Former York running back is spectacular Argo
It’s not a fluke. Jeff Johnson can run and run well, reported The Toronto Sun Oct. 28. The Argos third-string running back, who had 85 rushing yards and a touchdown after replacing the injured Sean Millington in a win over the Montreal Alouettes last week, was spectacular in his first start with Toronto Thursday night. The York University product had 157 yards on eight receptions, 40 yards on six carries and scored two touchdowns as the Argos clinched first in the East with a 34-11 win over the Hamilton Tiger-Cats Thursday night at the Rogers Centre. In the Argos’ dressing room, current York running back Andre Durie, on crutches after a bad knee injury this season, listened to Johnson talking to the media. Johnson said he wants to help pave the way for Durie. “It [a York player making the CFL] doesn’t happen too often but the next one’s right here,” said Johnson, who graduated with a BA in 2002. “This is why I’m playing now and trying to succeed, so when he comes they give him the ball right away. He doesn’t have to go through six years of special teams.”

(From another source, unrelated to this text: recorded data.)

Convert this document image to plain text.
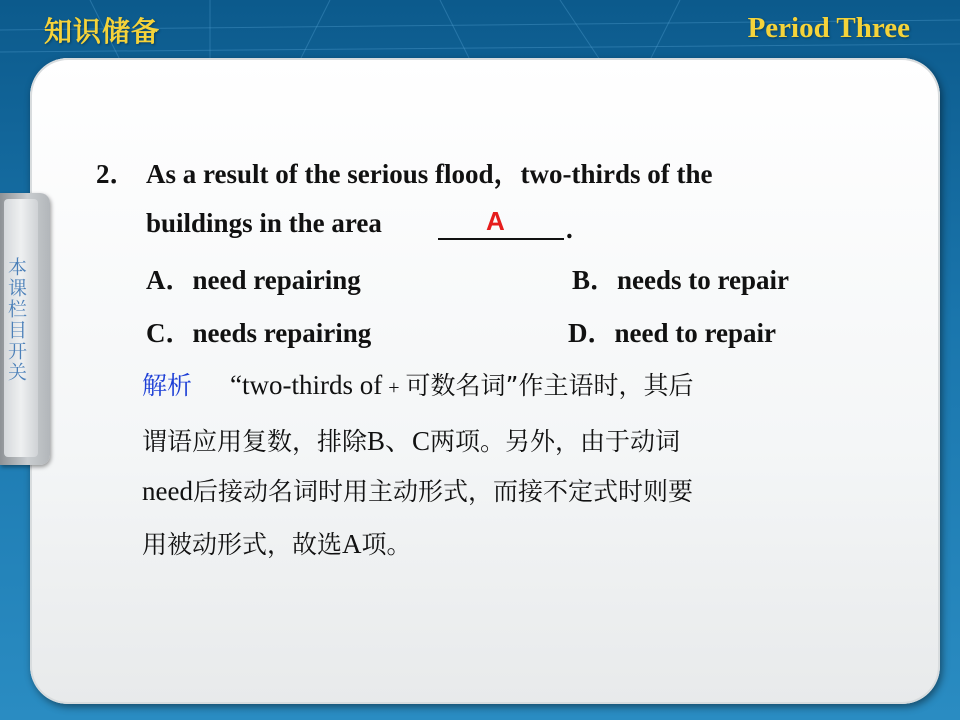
知识储备	Period Three
本课栏目开关
2． As a result of the serious flood，two-thirds of the
buildings in the area	A .
A．need repairing	B．needs to repair
C．needs repairing	D．need to repair
解析 “two-thirds of + 可数名词”作主语时，其后
谓语应用复数，排除B、C两项。另外，由于动词
need后接动名词时用主动形式，而接不定式时则要
用被动形式，故选A项。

The Toronto Star also noticed Johnson. It said the York grad showed again that given the opportunity a homebrew can do the job usually assigned to an American import.
A labour of love
“Motherhood may come naturally, but not everyone’s a natural mother,” York undergraduate student Erin Hawkins wrote in an Oct. 28 column in the Toronto Star. After more than 10 years of marriage, “my husband Ken and I finally came around to the idea that it might be time to turn coupledom into a proper family,” she wrote. “Ken’s job as a full-time bookkeeper meant financial stability, but I was in the middle of changing careers from freelance music journalist/retail everywoman to teacher. I had two years left as an undergraduate at York University and still had to go to teacher’s college after that. This would mean one school year pregnant, another juggling books and newborn baby, and a year at teacher’s college with a one-year-old adjusting to daycare. In my mind I could see an endless stream of assignments, bills and guilt piling up.” A photo featured Hawkins reading to her son Duncan Alexander MacInnes in between classes at York.

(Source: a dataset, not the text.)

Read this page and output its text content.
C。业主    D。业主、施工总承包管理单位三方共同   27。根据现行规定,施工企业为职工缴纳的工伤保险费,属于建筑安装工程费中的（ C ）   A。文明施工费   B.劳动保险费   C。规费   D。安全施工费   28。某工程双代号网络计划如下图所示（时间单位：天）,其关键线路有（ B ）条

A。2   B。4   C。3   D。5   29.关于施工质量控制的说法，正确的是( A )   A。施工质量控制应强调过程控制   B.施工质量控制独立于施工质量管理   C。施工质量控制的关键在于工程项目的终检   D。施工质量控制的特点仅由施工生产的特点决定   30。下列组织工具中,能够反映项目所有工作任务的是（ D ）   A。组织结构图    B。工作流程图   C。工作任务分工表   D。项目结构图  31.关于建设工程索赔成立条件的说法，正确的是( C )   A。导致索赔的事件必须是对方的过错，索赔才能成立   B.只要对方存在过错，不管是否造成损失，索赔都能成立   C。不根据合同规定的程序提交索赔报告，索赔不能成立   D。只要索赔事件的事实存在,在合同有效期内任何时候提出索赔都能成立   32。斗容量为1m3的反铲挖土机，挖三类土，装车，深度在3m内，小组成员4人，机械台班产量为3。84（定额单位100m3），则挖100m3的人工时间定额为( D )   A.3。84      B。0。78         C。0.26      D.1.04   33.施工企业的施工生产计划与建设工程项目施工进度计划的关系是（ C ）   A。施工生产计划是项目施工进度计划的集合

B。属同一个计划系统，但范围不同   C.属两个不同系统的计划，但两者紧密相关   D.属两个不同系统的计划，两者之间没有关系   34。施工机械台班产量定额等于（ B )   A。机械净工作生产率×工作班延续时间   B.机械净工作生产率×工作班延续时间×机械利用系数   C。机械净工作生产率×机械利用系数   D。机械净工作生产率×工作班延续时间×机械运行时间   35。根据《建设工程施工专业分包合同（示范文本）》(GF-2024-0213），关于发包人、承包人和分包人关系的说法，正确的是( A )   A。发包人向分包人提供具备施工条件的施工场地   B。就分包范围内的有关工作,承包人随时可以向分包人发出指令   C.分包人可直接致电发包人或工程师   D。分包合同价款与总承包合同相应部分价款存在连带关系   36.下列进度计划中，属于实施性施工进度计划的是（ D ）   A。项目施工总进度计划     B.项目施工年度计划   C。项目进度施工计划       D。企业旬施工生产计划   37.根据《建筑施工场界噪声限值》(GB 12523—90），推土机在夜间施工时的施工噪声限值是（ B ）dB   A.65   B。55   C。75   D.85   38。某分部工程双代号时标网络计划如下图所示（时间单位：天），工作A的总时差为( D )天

Career journey starts with assessment
“Only a few weeks into my first term of the MBA program and I was supposed to take a lengthy career assessment test, write a reflection essay based on the tests results and then plan out a career ‘journey map’ for the next two years,” wrote Richard Bloom, a former “Report on Business” reporter, about his experiences as a student at York’s Schulich School of Business, in The Globe and Mail Oct. 28. “It was a frustrating assignment, I thought, because I’m in a different position than so many of my business-school peers. Many are in the program to change careers, but they don’t know what job or industry they would like to work in,” wrote Bloom. “I know what I want, a career in media management, and how I plan to get there, I thought. Wrong. As I began to ponder the results of my career assessment test and map out what the next two years would look like, I began to realize this would be more useful than I had given it credit for.”
Beware two-tier medical care, Osgoode conference told
A two-tier medical system could drive up Canada’s health care costs and destroy its competitive advantage, a spokesperson for the country’s hospitals and health care organizations says, reported the Toronto Star online Oct. 27. The introduction of private health insurance is no solution to the problem of long waiting lists, Sharon Sholzberg-Gray, president of the Canadian Healthcare Association, told a Toronto conference at York’s Osgoode Hall Law School looking at the implications of a landmark Supreme Court of Canada ruling that struck down Quebec’s ban on private health insurance. Many Canadians couldn’t afford or qualify for private insurance and Canada’s publicly funded health system offers a significant competitive advantage to businesses who don’t have to provide medical and drug coverage for their employees, she said.